The workshop, which required download of the Anaconda Navigator interface to launch Jupyter notebook, was very useful in introducing and putting into practice core concepts for cleaning and analyzing textual data as expressed in different commands. The “cleaning” concepts included text normalization (the process of taking a list of words and transforming it into a more uniform sequence), the elimination of stopwords (terms like articles that appear frequently in a language, often adding grammatical structure but contributing little semantic content), and stemming and lemmatization (processes that try to consolidate words based on their root and grouping inflected forms of a principal word respectively). 

The introductory file library that we analyzed in the workshop included nine texts, among them Herman Mellvile’s Moby Dick, Jane Austen’s Sense and Sensibility, and the King James Version/Authorized Version text of the biblical Book of Genesis. As one would expect, the command text.concordance“(word)” collates all instances of a term’s occurrence within one text. The command text.similar“(word)” seems especially useful: this command ranks words that occur in the same context as the primary term being investigated.
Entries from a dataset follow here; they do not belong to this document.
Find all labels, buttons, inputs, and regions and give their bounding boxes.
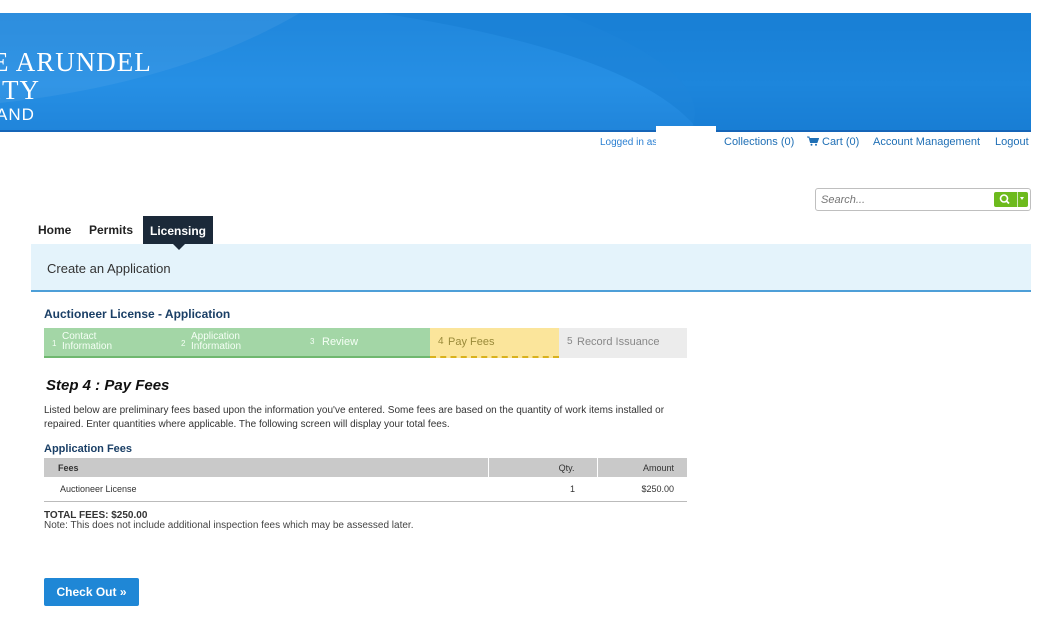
banner-decoration	[0, 13, 1031, 132]
nav-active-indicator	[173, 244, 185, 250]
search-input[interactable]	[821, 192, 981, 207]
header-banner: E ARUNDEL ITY AND	[0, 13, 1031, 132]
fees-section-title: Application Fees	[44, 443, 133, 455]
brand-line-1: E ARUNDEL	[0, 47, 152, 77]
fee-name: Auctioneer License	[44, 477, 488, 502]
page-header-bar: Create an Application	[31, 244, 1031, 292]
step-label: Contact Information	[62, 332, 112, 352]
nav-home[interactable]: Home	[38, 222, 71, 244]
step-record-issuance: 5 Record Issuance	[559, 328, 687, 358]
fees-note: Note: This does not include additional i…	[44, 520, 414, 531]
nav-permits[interactable]: Permits	[89, 222, 133, 244]
step-heading: Step 4 : Pay Fees	[46, 377, 170, 394]
check-out-button[interactable]: Check Out »	[44, 578, 139, 606]
step-number: 3	[310, 337, 315, 346]
step-label-line-2: Information	[62, 341, 113, 352]
cart-icon	[807, 136, 819, 146]
table-header-row: Fees Qty. Amount	[44, 458, 687, 477]
collections-link[interactable]: Collections (0)	[724, 136, 794, 150]
nav-licensing[interactable]: Licensing	[143, 216, 213, 244]
step-description: Listed below are preliminary fees based …	[44, 405, 665, 430]
step-number: 4	[438, 336, 444, 347]
cart-label: Cart (0)	[822, 136, 860, 148]
search-button[interactable]	[994, 192, 1028, 207]
step-number: 2	[181, 339, 186, 348]
fee-amount: $250.00	[597, 477, 687, 502]
step-label: Review	[322, 336, 359, 348]
search-button-divider	[1017, 192, 1018, 207]
step-pay-fees: 4 Pay Fees	[430, 328, 559, 358]
brand-line-3: AND	[0, 105, 35, 124]
fees-table: Fees Qty. Amount Auctioneer License 1 $2…	[44, 458, 687, 502]
logout-link[interactable]: Logout	[995, 136, 1029, 150]
step-review: 3 Review	[302, 328, 430, 358]
cart-link[interactable]: Cart (0)	[807, 136, 859, 150]
logged-in-text: Logged in as	[600, 137, 658, 148]
fee-qty: 1	[488, 477, 597, 502]
table-row: Auctioneer License 1 $250.00	[44, 477, 687, 502]
brand-line-2: ITY	[0, 75, 40, 105]
step-application-information: 2 Application Information	[173, 328, 302, 358]
chevron-down-icon[interactable]	[1020, 197, 1024, 200]
banner-border	[0, 130, 1031, 132]
account-management-link[interactable]: Account Management	[873, 136, 980, 150]
column-header-fees: Fees	[44, 458, 488, 477]
step-label: Application Information	[191, 332, 241, 352]
search-icon	[999, 194, 1010, 205]
step-label-line-2: Information	[191, 341, 242, 352]
column-header-qty: Qty.	[487, 458, 597, 477]
step-label: Pay Fees	[448, 336, 495, 348]
step-number: 1	[52, 339, 57, 348]
application-title: Auctioneer License - Application	[44, 307, 231, 321]
step-label: Record Issuance	[577, 336, 660, 348]
step-number: 5	[567, 336, 573, 347]
page-title: Create an Application	[47, 261, 171, 276]
step-contact-information: 1 Contact Information	[44, 328, 173, 358]
column-header-amount: Amount	[596, 458, 687, 477]
search-box	[815, 188, 1031, 211]
progress-steps: 1 Contact Information 2 Application Inform…	[44, 328, 687, 358]
redacted-username	[656, 126, 716, 150]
Such quantitative ranking of contextually-related terms seems to get closer to the heart of the humanities’ first and last endeavor: the qualitative interpretation of meaning.
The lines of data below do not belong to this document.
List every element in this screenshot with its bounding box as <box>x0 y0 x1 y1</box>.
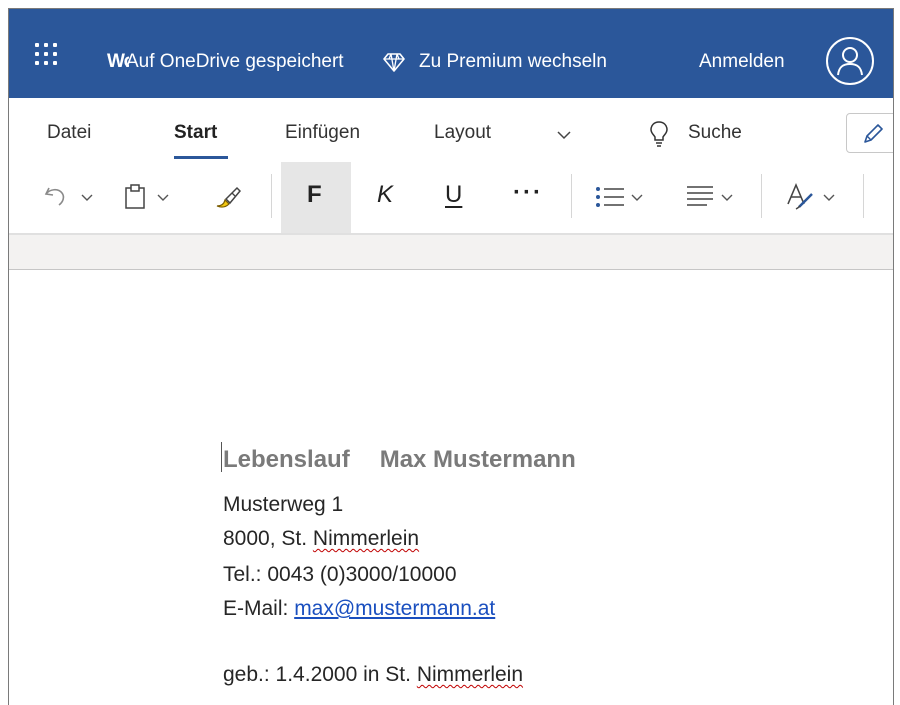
editing-mode-button[interactable] <box>846 113 893 153</box>
ribbon-shadow <box>9 233 893 235</box>
chevron-down-icon <box>721 194 733 201</box>
tab-einfuegen[interactable]: Einfügen <box>285 122 360 144</box>
more-label: ··· <box>513 179 543 206</box>
premium-upgrade-link[interactable]: Zu Premium wechseln <box>419 52 607 72</box>
styles-button[interactable] <box>785 162 851 233</box>
toolbar-divider <box>863 174 864 218</box>
align-left-icon <box>687 186 713 206</box>
email-label: E-Mail: <box>223 597 289 620</box>
heading-prefix: Lebenslauf <box>223 446 350 473</box>
paste-button[interactable] <box>123 162 181 233</box>
sign-in-link[interactable]: Anmelden <box>699 52 785 72</box>
italic-button[interactable]: K <box>365 162 405 233</box>
ribbon-footer <box>9 233 893 270</box>
search-label[interactable]: Suche <box>688 122 742 144</box>
underline-button[interactable]: U <box>437 162 477 233</box>
document-heading[interactable]: Lebenslauf Max Mustermann <box>223 446 576 474</box>
person-icon <box>837 47 863 76</box>
email-line[interactable]: E-Mail: max@mustermann.at <box>223 596 495 622</box>
text-cursor <box>221 442 222 472</box>
undo-icon <box>44 187 65 206</box>
toolbar-divider <box>571 174 572 218</box>
city-prefix: 8000, St. <box>223 527 308 550</box>
birth-line[interactable]: geb.: 1.4.2000 in St. Nimmerlein <box>223 662 523 688</box>
italic-label: K <box>377 181 394 208</box>
active-tab-indicator <box>174 156 228 159</box>
document-save-status[interactable]: Auf OneDrive gespeichert <box>126 52 348 72</box>
format-painter-button[interactable] <box>209 162 249 233</box>
bullet-list-icon <box>596 187 624 207</box>
bold-label: F <box>307 181 322 208</box>
more-formatting-button[interactable]: ··· <box>507 162 553 233</box>
city-name: Nimmerlein <box>312 527 420 550</box>
bullets-button[interactable] <box>595 162 655 233</box>
text-style-icon <box>787 182 813 210</box>
diamond-icon[interactable] <box>383 51 405 73</box>
avatar[interactable] <box>826 37 874 85</box>
chevron-down-icon <box>631 194 643 201</box>
bold-button[interactable]: F <box>281 162 351 233</box>
title-bar: Word Auf OneDrive gespeichert Zu Premium… <box>9 9 893 98</box>
heading-name: Max Mustermann <box>379 446 576 473</box>
pencil-icon <box>864 124 883 143</box>
chevron-down-icon[interactable] <box>557 130 571 140</box>
chevron-down-icon <box>81 194 93 201</box>
paintbrush-icon <box>216 186 241 208</box>
address-street[interactable]: Musterweg 1 <box>223 492 343 518</box>
lightbulb-icon[interactable] <box>649 120 669 148</box>
app-launcher-icon[interactable] <box>35 43 57 65</box>
document-canvas[interactable]: Lebenslauf Max Mustermann Musterweg 1 800… <box>9 270 893 705</box>
ribbon-tabs: Datei Start Einfügen Layout Suche <box>9 98 893 162</box>
tab-layout[interactable]: Layout <box>434 122 491 144</box>
home-toolbar: F K U ··· <box>9 162 893 233</box>
chevron-down-icon <box>157 194 169 201</box>
align-button[interactable] <box>685 162 745 233</box>
birth-prefix: geb.: 1.4.2000 in St. <box>223 663 411 686</box>
phone-line[interactable]: Tel.: 0043 (0)3000/10000 <box>223 562 457 588</box>
toolbar-divider <box>761 174 762 218</box>
toolbar-divider <box>271 174 272 218</box>
chevron-down-icon <box>823 194 835 201</box>
tab-start[interactable]: Start <box>174 122 217 144</box>
underline-label: U <box>445 181 463 208</box>
address-city[interactable]: 8000, St. Nimmerlein <box>223 526 419 552</box>
tab-datei[interactable]: Datei <box>47 122 91 144</box>
birth-place: Nimmerlein <box>416 663 524 686</box>
undo-button[interactable] <box>37 162 109 233</box>
clipboard-icon <box>125 184 145 209</box>
email-link[interactable]: max@mustermann.at <box>294 597 495 620</box>
word-window: Word Auf OneDrive gespeichert Zu Premium… <box>8 8 894 705</box>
When we were reviewing the different visualizations NLTK could generate, I suggested the following command for Genesis (modified, since the workshop, to include the word ‘LORD’, since the KJV translation of Genesis typically uses ‘LORD’ to render the tetragrammaton ‘YHWH,’ whereas ‘God,’ is employed to render ‘Elohim’; I also added ‘Adam’, ‘Noah’, and Jacob’s alias, ‘Israel’, for good measure) :

text3.dispersion_plot([“God”, “LORD”, “Adam”, “Noah”, “Abraham”, “Isaac”, “Jacob”, “Israel”, “Joseph”])

As one would expect, the resulting visualization conveys a sense of the narrative arc of Genesis based on the lives of the patriarchs as identified by their proper nouns. In demonstrating the narrative relationship between different personages, a visualization of this sort could possibly be useful in the same way as To see or Not to See, the Shakespeare visualization tool demonstrated by Maria Baker several weeks ago.